书桌抽屉深处,压着一本边缘泛黄的钢琴谱,深蓝色的硬壳封皮上,“初级钢琴教程”几个字被岁月磨得有些模糊,内页的音符却依旧清晰——那些跳在五线谱上的小蝌蚪,曾是我整个初中时光里最忠实的伙伴,也是我青春里最鲜活的注脚。
初一那年,妈妈把我拽进了琴行,看着黑白分明的琴键,我以为弹钢琴不过是“按下就能响”,直到翻开第一页琴谱,才发现自己错了,那密密麻麻的五线谱,像一群陌生的符号在跳舞:高音谱号的“螺旋”像小蜗牛,低音谱号的“耳朵”像弯弯的月牙,音符的“尾巴”有的朝上有的朝下,还有那些叫“休止符”的小黑块,仿佛在说“这里要安静”。
“中央C在这里,指法是拇指……”老师的手指在琴键上示范,我的手指却像不听使唤的小木偶,按下C键,下一个D键却总按错,不是高了就是低了,最怕的是节奏练习,右手打着拍子,左手总像“拖后腿”,明明是“四分音符”,弹出来却像“慢半拍”的蜗牛爬,有次练《小星星》,我总把“一闪一闪亮晶晶”弹成“一闪一停亮晶晶”,急得差点掉眼泪,琴谱上的音符仿佛也在嘲笑我:“笨蛋,又错了!”
琴谱的第一页,老师用红笔圈了三个字:“慢练”,于是每天放学后,我的时间被琴谱切成两半——前半小时认音符,用手指在五线谱上“爬”,从“do re mi”到“fa sol la si”;后半小时在琴键上“磨”,反复弹奏那几个简单的音阶,直到手指能自动找到位置。
记得学《致爱丽丝》时,中间有一段快速音阶,我的手指总像“打架”,不是连不上去就是节奏乱,我索性把那段谱子拆开,一个音符一个音符地抠:左手是和弦,要“站稳根基”;右手是音阶,要“轻盈跑动”,有天晚上练到十点,手指磨出了小水泡,琴谱上那段旋律却突然变得流畅——当《致爱丽丝》的第一个音符在房间里响起时,我愣住了,原来那些被我“骂”过“笨”的音符,真的会在我坚持下,变成动人的旋律。
琴谱的页码慢慢变厚,手指尖也慢慢起了茧,但看着自己从弹《小星星》磕磕绊绊,到能完整弹出《童年的回忆》,再到尝试《克罗地亚狂想曲》的激昂,我突然明白:琴谱上的每一个音符,都是“坚持”写成的诗。
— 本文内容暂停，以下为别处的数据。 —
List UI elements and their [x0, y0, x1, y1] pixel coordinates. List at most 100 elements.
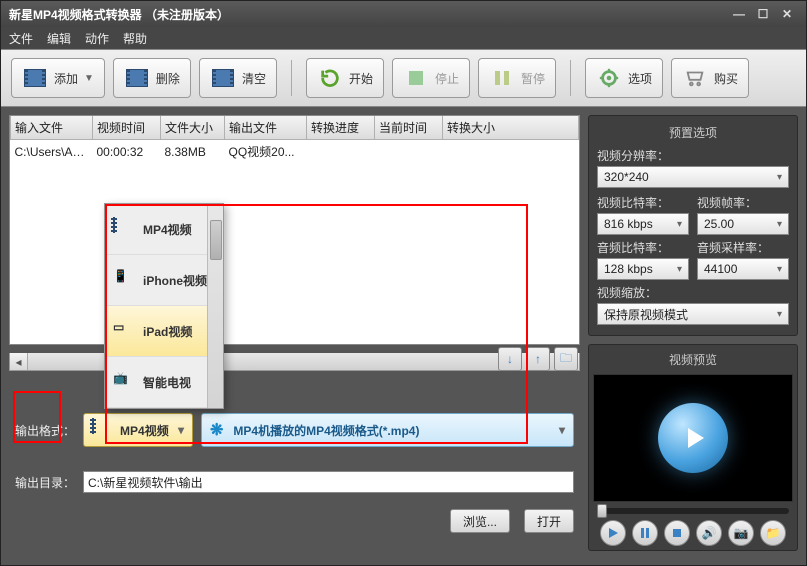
popup-item-iphone[interactable]: 📱iPhone视频 — [105, 255, 223, 306]
zoom-label: 视频缩放： — [597, 284, 789, 301]
pause-icon — [489, 65, 515, 91]
volume-button[interactable]: 🔊 — [696, 520, 722, 546]
seek-slider[interactable] — [597, 508, 789, 514]
camera-icon: 📷 — [734, 526, 749, 540]
menu-edit[interactable]: 编辑 — [47, 30, 71, 47]
cart-icon — [682, 65, 708, 91]
menu-action[interactable]: 动作 — [85, 30, 109, 47]
table-hscrollbar[interactable]: ◂ ▸ — [9, 353, 580, 371]
chevron-down-icon: ▾ — [178, 423, 184, 437]
list-action-buttons: ↓ ↑ 🗀 — [498, 347, 578, 371]
stop-icon — [403, 65, 429, 91]
col-progress[interactable]: 转换进度 — [307, 116, 375, 140]
open-button[interactable]: 打开 — [524, 509, 574, 533]
speaker-icon: 🔊 — [702, 526, 717, 540]
move-up-button[interactable]: ↑ — [526, 347, 550, 371]
col-vtime[interactable]: 视频时间 — [93, 116, 161, 140]
file-table[interactable]: 输入文件 视频时间 文件大小 输出文件 转换进度 当前时间 转换大小 C:\Us… — [9, 115, 580, 345]
output-profile-dropdown[interactable]: ❋ MP4机播放的MP4视频格式(*.mp4) ▾ — [201, 413, 574, 447]
menubar: 文件 编辑 动作 帮助 — [1, 27, 806, 49]
dropdown-caret-icon: ▼ — [84, 73, 94, 84]
asamplerate-select[interactable]: 44100▾ — [697, 258, 789, 280]
toolbar: 添加 ▼ 删除 清空 开始 停止 暂停 选项 — [1, 49, 806, 107]
chevron-down-icon: ▾ — [777, 264, 782, 275]
chevron-down-icon: ▾ — [777, 309, 782, 320]
titlebar: 新星MP4视频格式转换器 （未注册版本） — ☐ ✕ — [1, 1, 806, 27]
table-row[interactable]: C:\Users\Ad... 00:00:32 8.38MB QQ视频20... — [11, 140, 579, 164]
output-dir-input[interactable] — [83, 471, 574, 493]
vfps-label: 视频帧率： — [697, 194, 789, 211]
stop-button[interactable]: 停止 — [392, 58, 470, 98]
minimize-button[interactable]: — — [728, 6, 750, 22]
snapshot-button[interactable]: 📷 — [728, 520, 754, 546]
window-title: 新星MP4视频格式转换器 （未注册版本） — [9, 6, 229, 23]
vfps-select[interactable]: 25.00▾ — [697, 213, 789, 235]
col-csize[interactable]: 转换大小 — [443, 116, 579, 140]
iphone-icon: 📱 — [113, 269, 135, 291]
ipad-icon: ▭ — [113, 320, 135, 342]
buy-button[interactable]: 购买 — [671, 58, 749, 98]
format-gear-icon: ❋ — [210, 420, 223, 440]
presets-title: 预置选项 — [597, 122, 789, 147]
popup-scrollbar[interactable] — [207, 204, 223, 408]
col-output[interactable]: 输出文件 — [225, 116, 307, 140]
output-format-row: 输出格式： MP4视频 ▾ ❋ MP4机播放的MP4视频格式(*.mp4) ▾ — [9, 405, 580, 455]
abitrate-select[interactable]: 128 kbps▾ — [597, 258, 689, 280]
pause-button[interactable]: 暂停 — [478, 58, 556, 98]
start-button[interactable]: 开始 — [306, 58, 384, 98]
refresh-icon — [317, 65, 343, 91]
preview-panel: 视频预览 🔊 📷 📁 — [588, 344, 798, 551]
menu-file[interactable]: 文件 — [9, 30, 33, 47]
maximize-button[interactable]: ☐ — [752, 6, 774, 22]
folder-icon: 🗀 — [560, 349, 572, 370]
open-folder-button[interactable]: 🗀 — [554, 347, 578, 371]
app-window: 新星MP4视频格式转换器 （未注册版本） — ☐ ✕ 文件 编辑 动作 帮助 添… — [0, 0, 807, 566]
play-disc-icon — [658, 403, 728, 473]
popup-item-ipad[interactable]: ▭iPad视频 — [105, 306, 223, 357]
left-column: 输入文件 视频时间 文件大小 输出文件 转换进度 当前时间 转换大小 C:\Us… — [9, 115, 580, 557]
output-format-label: 输出格式： — [15, 422, 75, 439]
zoom-select[interactable]: 保持原视频模式▾ — [597, 303, 789, 325]
player-controls: 🔊 📷 📁 — [593, 516, 793, 546]
output-dir-label: 输出目录： — [15, 474, 75, 491]
film-delete-icon — [124, 65, 150, 91]
pause-button[interactable] — [632, 520, 658, 546]
main-area: 输入文件 视频时间 文件大小 输出文件 转换进度 当前时间 转换大小 C:\Us… — [1, 107, 806, 565]
move-down-button[interactable]: ↓ — [498, 347, 522, 371]
popup-item-mp4[interactable]: MP4视频 — [105, 204, 223, 255]
resolution-select[interactable]: 320*240▾ — [597, 166, 789, 188]
delete-button[interactable]: 删除 — [113, 58, 191, 98]
chevron-down-icon: ▾ — [677, 219, 682, 230]
options-button[interactable]: 选项 — [585, 58, 663, 98]
col-curtime[interactable]: 当前时间 — [375, 116, 443, 140]
abitrate-label: 音频比特率： — [597, 239, 689, 256]
presets-panel: 预置选项 视频分辨率： 320*240▾ 视频比特率： 816 kbps▾ 视频… — [588, 115, 798, 336]
seek-knob[interactable] — [597, 504, 607, 518]
col-input[interactable]: 输入文件 — [11, 116, 93, 140]
stop-button[interactable] — [664, 520, 690, 546]
vbitrate-select[interactable]: 816 kbps▾ — [597, 213, 689, 235]
vbitrate-label: 视频比特率： — [597, 194, 689, 211]
right-column: 预置选项 视频分辨率： 320*240▾ 视频比特率： 816 kbps▾ 视频… — [588, 115, 798, 557]
film-clear-icon — [210, 65, 236, 91]
gear-icon — [596, 65, 622, 91]
preview-title: 视频预览 — [593, 349, 793, 374]
clear-button[interactable]: 清空 — [199, 58, 277, 98]
chevron-down-icon: ▾ — [777, 219, 782, 230]
browse-button[interactable]: 浏览... — [450, 509, 510, 533]
close-button[interactable]: ✕ — [776, 6, 798, 22]
output-format-dropdown[interactable]: MP4视频 ▾ — [83, 413, 193, 447]
chevron-down-icon: ▾ — [677, 264, 682, 275]
folder-icon: 📁 — [766, 526, 781, 540]
chevron-down-icon: ▾ — [559, 423, 565, 437]
film-icon — [92, 419, 114, 441]
popup-item-tv[interactable]: 📺智能电视 — [105, 357, 223, 408]
asamplerate-label: 音频采样率： — [697, 239, 789, 256]
play-button[interactable] — [600, 520, 626, 546]
menu-help[interactable]: 帮助 — [123, 30, 147, 47]
col-fsize[interactable]: 文件大小 — [161, 116, 225, 140]
add-button[interactable]: 添加 ▼ — [11, 58, 105, 98]
film-add-icon — [22, 65, 48, 91]
open-folder-button[interactable]: 📁 — [760, 520, 786, 546]
scroll-left-icon[interactable]: ◂ — [10, 353, 28, 370]
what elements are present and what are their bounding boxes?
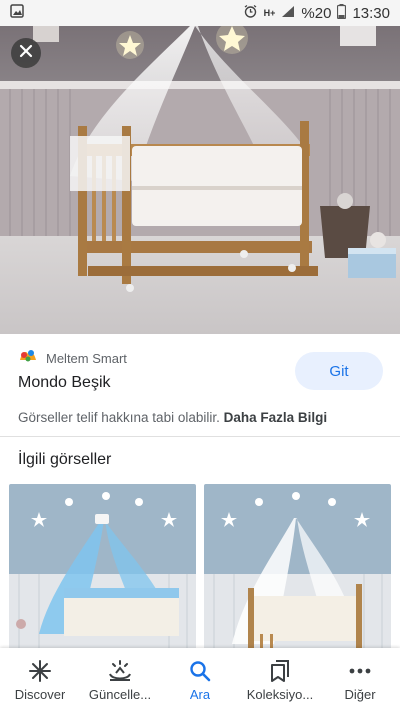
divider: [0, 436, 400, 437]
nav-label: Güncelle...: [88, 687, 152, 702]
signal-icon: [281, 5, 295, 22]
visit-button[interactable]: Git: [295, 352, 383, 390]
collections-icon: [270, 659, 290, 683]
related-image-2[interactable]: [204, 484, 391, 654]
related-image-1[interactable]: [9, 484, 196, 654]
asterisk-icon: [29, 659, 51, 683]
site-logo-icon: [18, 348, 38, 369]
alarm-icon: [243, 4, 258, 23]
source-row[interactable]: Meltem Smart: [18, 348, 127, 369]
hero-image[interactable]: [0, 26, 400, 334]
battery-icon: [337, 3, 347, 23]
close-button[interactable]: [11, 38, 41, 68]
nav-label: Diğer: [344, 687, 376, 702]
nav-updates[interactable]: Güncelle...: [80, 648, 160, 711]
nav-label: Ara: [189, 687, 211, 702]
more-dots-icon: [349, 659, 371, 683]
learn-more-link[interactable]: Daha Fazla Bilgi: [224, 410, 328, 425]
search-icon: [189, 659, 211, 683]
bottom-navigation: Discover Güncelle... Ara Koleksiyo... Di…: [0, 648, 400, 711]
status-bar: H+ %20 13:30: [0, 0, 400, 26]
nav-label: Discover: [14, 687, 66, 702]
close-icon: [19, 44, 33, 63]
related-images-heading: İlgili görseller: [18, 451, 112, 468]
nav-discover[interactable]: Discover: [0, 648, 80, 711]
source-name: Meltem Smart: [46, 351, 127, 366]
gallery-notification-icon: [10, 4, 24, 22]
updates-icon: [108, 659, 132, 683]
battery-percent: %20: [301, 4, 332, 22]
nav-more[interactable]: Diğer: [320, 648, 400, 711]
nav-collections[interactable]: Koleksiyo...: [240, 648, 320, 711]
nav-search[interactable]: Ara: [160, 648, 240, 711]
nav-label: Koleksiyo...: [246, 687, 314, 702]
result-title[interactable]: Mondo Beşik: [18, 374, 111, 392]
copyright-text: Görseller telif hakkına tabi olabilir.: [18, 410, 220, 425]
clock: 13:30: [352, 4, 390, 22]
crib-photo: [0, 26, 400, 334]
copyright-notice: Görseller telif hakkına tabi olabilir. D…: [18, 410, 327, 425]
network-type: H+: [263, 8, 276, 18]
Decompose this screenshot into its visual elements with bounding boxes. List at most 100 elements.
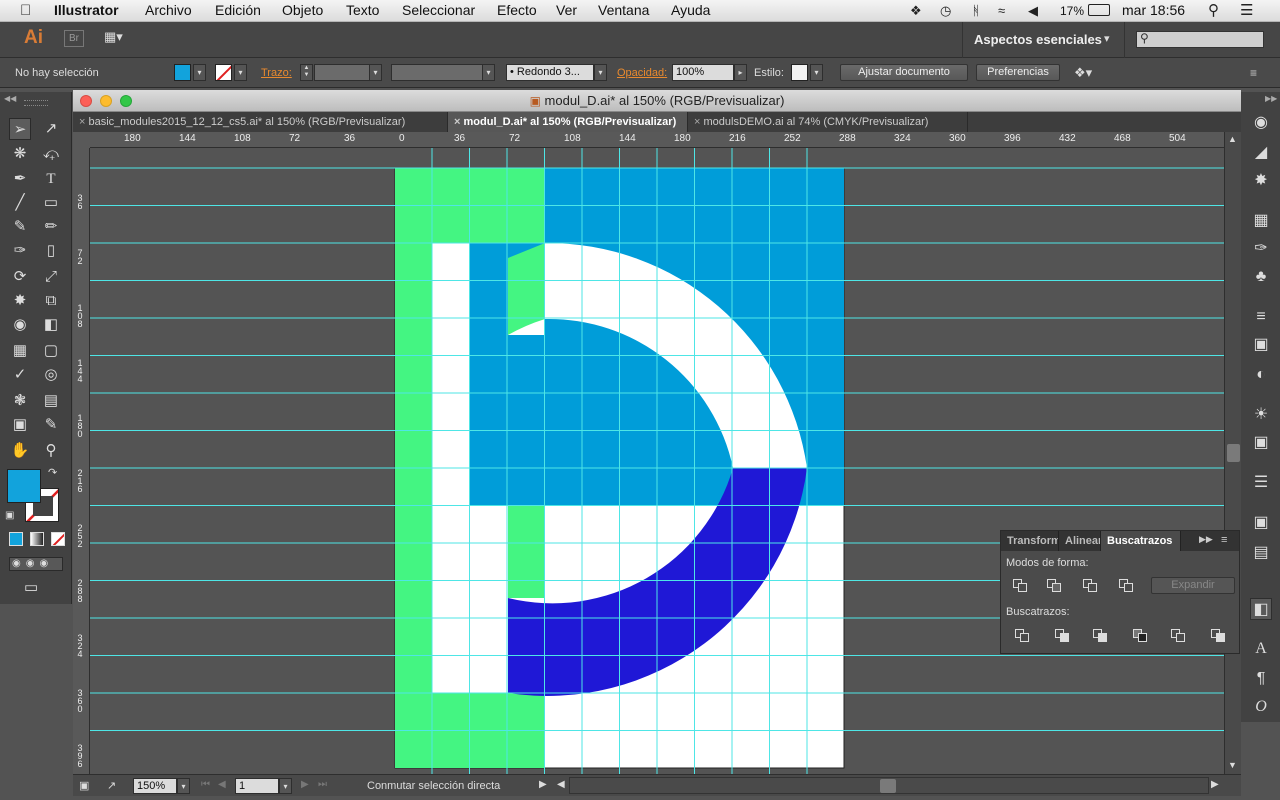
zoom-tool-icon[interactable]: ⚲ (40, 440, 62, 462)
scroll-right-icon[interactable]: ▶ (1211, 779, 1219, 790)
slice-tool-icon[interactable]: ✎ (40, 414, 62, 436)
variable-width-profile[interactable] (391, 64, 483, 81)
line-tool-icon[interactable]: ╱ (9, 192, 31, 214)
magic-wand-tool-icon[interactable]: ❋ (9, 143, 31, 165)
last-page-icon[interactable]: ⏭ (318, 779, 327, 790)
fit-document-button[interactable]: Ajustar documento (840, 64, 968, 81)
page-field[interactable]: 1 (235, 778, 279, 794)
profile-dropdown-icon[interactable]: ▾ (482, 64, 495, 81)
free-transform-tool-icon[interactable]: ⧉ (40, 290, 62, 312)
shape-builder-tool-icon[interactable]: ◉ (9, 314, 31, 336)
help-search-input[interactable] (1136, 31, 1264, 48)
chevron-down-icon[interactable]: ▾ (1104, 32, 1110, 45)
none-mode-icon[interactable] (51, 532, 65, 546)
paintbrush-tool-icon[interactable]: ✎ (9, 216, 31, 238)
gradient-mode-icon[interactable] (30, 532, 44, 546)
dropbox-icon[interactable]: ❖ (910, 3, 922, 19)
close-tab-icon[interactable]: × (694, 116, 700, 128)
stroke-weight-dropdown-icon[interactable]: ▾ (369, 64, 382, 81)
merge-icon[interactable] (1093, 629, 1109, 643)
column-graph-tool-icon[interactable]: ▤ (40, 390, 62, 412)
blob-brush-tool-icon[interactable]: ✑ (9, 240, 31, 262)
spotlight-icon[interactable]: ⚲ (1208, 1, 1219, 19)
opacity-field[interactable]: 100% (672, 64, 734, 81)
opacity-arrow-icon[interactable]: ▸ (734, 64, 747, 81)
wifi-icon[interactable]: ≈ (998, 3, 1005, 18)
vertical-scroll-thumb[interactable] (1227, 444, 1240, 462)
character-panel-icon[interactable]: A (1250, 638, 1272, 660)
intersect-icon[interactable] (1083, 579, 1099, 593)
pencil-tool-icon[interactable]: ✏ (40, 216, 62, 238)
stroke-panel-icon[interactable]: ≡ (1250, 306, 1272, 328)
bridge-button[interactable]: Br (64, 30, 84, 47)
green-bottom-tab[interactable] (508, 505, 545, 598)
notification-center-icon[interactable]: ☰ (1240, 1, 1253, 19)
canvas[interactable] (90, 148, 1224, 774)
hand-tool-icon[interactable]: ✋ (9, 440, 31, 462)
stroke-weight-field[interactable] (314, 64, 370, 81)
menu-ver[interactable]: Ver (556, 2, 577, 18)
eyedropper-tool-icon[interactable]: ✓ (9, 364, 31, 386)
menu-edicion[interactable]: Edición (215, 2, 261, 18)
layers-icon[interactable]: ☰ (1250, 472, 1272, 494)
blend-tool-icon[interactable]: ◎ (40, 364, 62, 386)
scroll-down-icon[interactable]: ▼ (1228, 760, 1237, 770)
align-panel-icon[interactable]: ▤ (1250, 542, 1272, 564)
style-dropdown-icon[interactable]: ▾ (810, 64, 823, 81)
unite-icon[interactable] (1013, 579, 1029, 593)
preferences-button[interactable]: Preferencias (976, 64, 1060, 81)
arrange-documents-icon[interactable]: ▦▾ (104, 29, 134, 48)
workspace-switcher[interactable]: Aspectos esenciales (974, 32, 1102, 47)
battery-icon[interactable] (1088, 4, 1110, 16)
menu-efecto[interactable]: Efecto (497, 2, 537, 18)
volume-icon[interactable]: ◀ (1028, 3, 1038, 19)
arrange-icon[interactable]: ❖▾ (1074, 65, 1092, 81)
expand-panels-icon[interactable]: ▶▶ (1265, 94, 1277, 103)
collapse-panel-icon[interactable]: ▶▶ (1199, 534, 1213, 545)
default-colors-icon[interactable]: ▣ (5, 510, 14, 521)
stroke-label[interactable]: Trazo: (261, 67, 292, 79)
opentype-panel-icon[interactable]: O (1250, 696, 1272, 718)
swatches-icon[interactable]: ▦ (1250, 210, 1272, 232)
time-machine-icon[interactable]: ◷ (940, 3, 951, 19)
tab-moduls-demo[interactable]: × modulsDEMO.ai al 74% (CMYK/Previsualiz… (688, 112, 968, 132)
close-window-icon[interactable] (80, 95, 92, 107)
color-mode-icon[interactable] (9, 532, 23, 546)
artboards-icon[interactable]: ▣ (1250, 432, 1272, 454)
transform-panel-icon[interactable]: ▣ (1250, 512, 1272, 534)
scroll-up-icon[interactable]: ▲ (1228, 134, 1237, 144)
panel-grip[interactable] (24, 100, 48, 106)
menu-archivo[interactable]: Archivo (145, 2, 192, 18)
crop-icon[interactable] (1133, 629, 1149, 643)
gradient-tool-icon[interactable]: ▢ (40, 340, 62, 362)
eraser-tool-icon[interactable]: ▯ (40, 240, 62, 262)
rectangle-tool-icon[interactable]: ▭ (40, 192, 62, 214)
vertical-ruler[interactable]: 36 72 108 144 180 216 252 288 324 360 396 (73, 148, 90, 774)
minus-back-icon[interactable] (1211, 629, 1227, 643)
direct-selection-tool-icon[interactable]: ↗ (40, 118, 62, 140)
rotate-tool-icon[interactable]: ⟳ (9, 266, 31, 288)
zoom-dropdown-icon[interactable]: ▾ (177, 778, 190, 794)
clock[interactable]: mar 18:56 (1122, 2, 1185, 18)
opacity-label[interactable]: Opacidad: (617, 67, 667, 79)
gradient-panel-icon[interactable]: ▣ (1250, 334, 1272, 356)
panel-menu-icon[interactable]: ≡ (1221, 534, 1227, 546)
minimize-window-icon[interactable] (100, 95, 112, 107)
fill-color-swatch[interactable] (174, 64, 191, 81)
menu-ventana[interactable]: Ventana (598, 2, 649, 18)
transparency-icon[interactable]: ◐ (1250, 364, 1272, 386)
paragraph-panel-icon[interactable]: ¶ (1250, 668, 1272, 690)
artboard-tool-icon[interactable]: ▣ (9, 414, 31, 436)
appearance-icon[interactable]: ✸ (1250, 170, 1272, 192)
menu-ayuda[interactable]: Ayuda (671, 2, 710, 18)
trim-icon[interactable] (1055, 629, 1071, 643)
zoom-window-icon[interactable] (120, 95, 132, 107)
scroll-left-icon[interactable]: ◀ (557, 779, 565, 790)
zoom-field[interactable]: 150% (133, 778, 177, 794)
minus-front-icon[interactable] (1047, 579, 1063, 593)
tab-align[interactable]: Alinear (1059, 531, 1101, 551)
export-icon[interactable]: ↗ (107, 779, 116, 792)
exclude-icon[interactable] (1119, 579, 1135, 593)
symbol-sprayer-tool-icon[interactable]: ❃ (9, 390, 31, 412)
collapse-icon[interactable]: ◀◀ (4, 94, 16, 103)
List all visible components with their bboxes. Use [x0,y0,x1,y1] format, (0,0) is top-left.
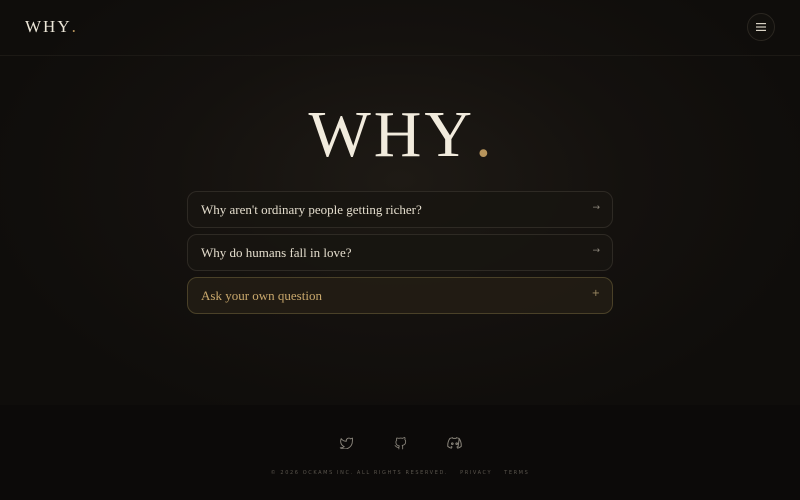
social-links [0,435,800,451]
ask-own-question-label: Ask your own question [201,288,322,303]
legal-bar: © 2026 OCKAMS INC. ALL RIGHTS RESERVED. … [0,470,800,476]
footer: © 2026 OCKAMS INC. ALL RIGHTS RESERVED. … [0,405,800,500]
arrow-right-icon: → [592,246,600,256]
twitter-icon [339,437,353,449]
arrow-right-icon: → [592,203,600,213]
ask-own-question-button[interactable]: Ask your own question + [187,277,613,314]
question-label: Why aren't ordinary people getting riche… [201,202,422,217]
github-link[interactable] [392,435,408,451]
copyright-text: © 2026 OCKAMS INC. ALL RIGHTS RESERVED. [270,470,449,476]
menu-icon [756,23,766,31]
menu-button[interactable] [747,13,775,41]
github-icon [394,436,406,449]
hero-title-dot: . [475,98,492,171]
discord-icon [446,437,462,449]
header-logo-text: WHY [25,17,72,36]
hero-title-text: WHY [308,98,476,171]
discord-link[interactable] [446,435,462,451]
question-label: Why do humans fall in love? [201,245,352,260]
twitter-link[interactable] [338,435,354,451]
hero-title: WHY. [0,98,800,172]
privacy-link[interactable]: PRIVACY [460,470,492,476]
header: WHY. [0,0,800,56]
header-logo-dot: . [71,17,76,36]
question-card-1[interactable]: Why aren't ordinary people getting riche… [187,191,613,228]
plus-icon: + [591,288,600,299]
terms-link[interactable]: TERMS [504,470,529,476]
header-logo[interactable]: WHY. [25,17,76,37]
question-list: Why aren't ordinary people getting riche… [187,191,613,320]
question-card-2[interactable]: Why do humans fall in love? → [187,234,613,271]
page: WHY. WHY. Why aren't ordinary people get… [0,0,800,500]
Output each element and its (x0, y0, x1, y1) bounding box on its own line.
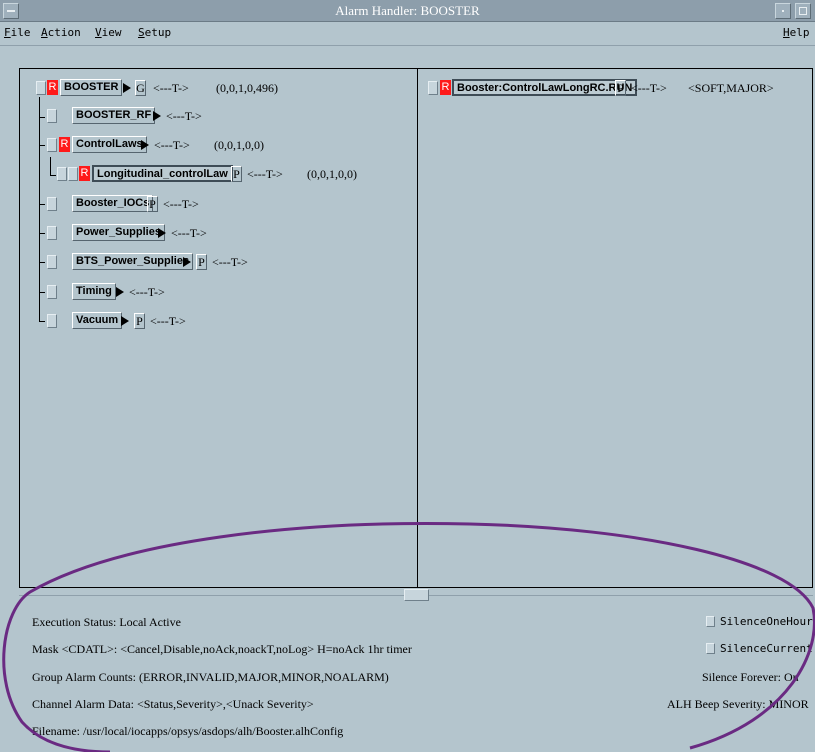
menu-action-label: ction (47, 26, 81, 39)
silence-current-toggle[interactable]: SilenceCurrent (706, 642, 813, 655)
resize-sash[interactable] (404, 589, 429, 601)
tree-row-booster[interactable]: R BOOSTER G <---T-> (0,0,1,0,496) (20, 79, 419, 99)
group-alarm-counts-legend: Group Alarm Counts: (ERROR,INVALID,MAJOR… (32, 670, 389, 684)
minimize-icon[interactable] (775, 3, 791, 19)
menu-view[interactable]: View (95, 26, 122, 39)
alarm-flag: R (440, 80, 451, 95)
menu-help-mnemonic: H (783, 26, 790, 39)
expand-arrow-icon[interactable] (141, 140, 149, 150)
alarm-flag: R (59, 137, 70, 152)
alarm-flag: R (47, 80, 58, 95)
menu-setup-label: etup (144, 26, 172, 39)
silence-one-hour-label: SilenceOneHour (720, 615, 813, 628)
alarm-counts: (0,0,1,0,0) (307, 167, 357, 181)
group-name-button[interactable]: Booster_IOCs (72, 195, 154, 212)
timer-label: <---T-> (631, 81, 667, 95)
tree-row-timing[interactable]: Timing <---T-> (20, 283, 419, 303)
maximize-icon[interactable] (795, 3, 811, 19)
menu-action-mnemonic: A (41, 26, 48, 39)
process-button[interactable]: P (147, 196, 158, 212)
expand-arrow-icon[interactable] (123, 83, 131, 93)
alarm-handler-window: Alarm Handler: BOOSTER File Action View … (0, 0, 815, 752)
group-name-button[interactable]: BOOSTER_RF (72, 107, 156, 124)
group-name-button[interactable]: Vacuum (72, 312, 123, 329)
tree-row-power-supplies[interactable]: Power_Supplies <---T-> (20, 224, 419, 244)
mask-legend: Mask <CDATL>: <Cancel,Disable,noAck,noac… (32, 642, 412, 656)
title-bar: Alarm Handler: BOOSTER (0, 0, 815, 22)
window-title: Alarm Handler: BOOSTER (335, 3, 480, 18)
timer-label: <---T-> (129, 285, 165, 299)
channel-list-pane[interactable]: R Booster:ControlLawLongRC.RUN P <---T->… (417, 68, 813, 588)
expand-arrow-icon[interactable] (116, 287, 124, 297)
ack-button[interactable] (36, 81, 46, 95)
ack-button[interactable] (47, 285, 57, 299)
timer-label: <---T-> (150, 314, 186, 328)
menu-file[interactable]: File (4, 26, 31, 39)
ack-transient-button[interactable] (68, 167, 78, 181)
group-name-button[interactable]: Timing (72, 283, 116, 300)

初中三年,钢琴谱不只是我的“作业”,更是我的“树洞”,考试没考好时,我会弹《梦中的婚礼》,让温柔的旋律裹住失落;和同学闹矛盾时,《秋日私语》的忧伤音符能让我慢慢平静;拿到奖状时,《欢乐颂》的激昂节奏会让整个房间都充满阳光。
最难忘的是初二那年班级元旦晚会,我抱着琴坐在台上,翻开那本被翻得卷了边的琴谱,灯光打在琴键上,也照在琴谱的折痕上——那些被我画满圈圈点点的音符,那些用不同颜色标注的强弱记号,那些改了又改的指法标记,突然变得格外亲切,当《卡农》的旋律响起时,台下同学的轻声跟唱,让我第一次感受到音乐连接人心的力量,那一刻,我忽然懂了:琴谱上的音符,从来不是冰冷的符号,而是我青春里最热烈的表达。
那本初中钢琴谱依旧躺在抽屉里,偶尔翻开,指尖似乎还能触到当年练琴时的温度,听到琴房里传来的、带着青涩的琴声,那些黑白键上的时光,那些与琴谱“较劲”的日子,早已成了我青春里最珍贵的宝藏,原来成长就像弹琴,总要从认“音符”开始,慢慢学会用“旋律”去书写属于自己的诗行,而那本泛黄的琴谱,就是这首诗里,最动人的开头。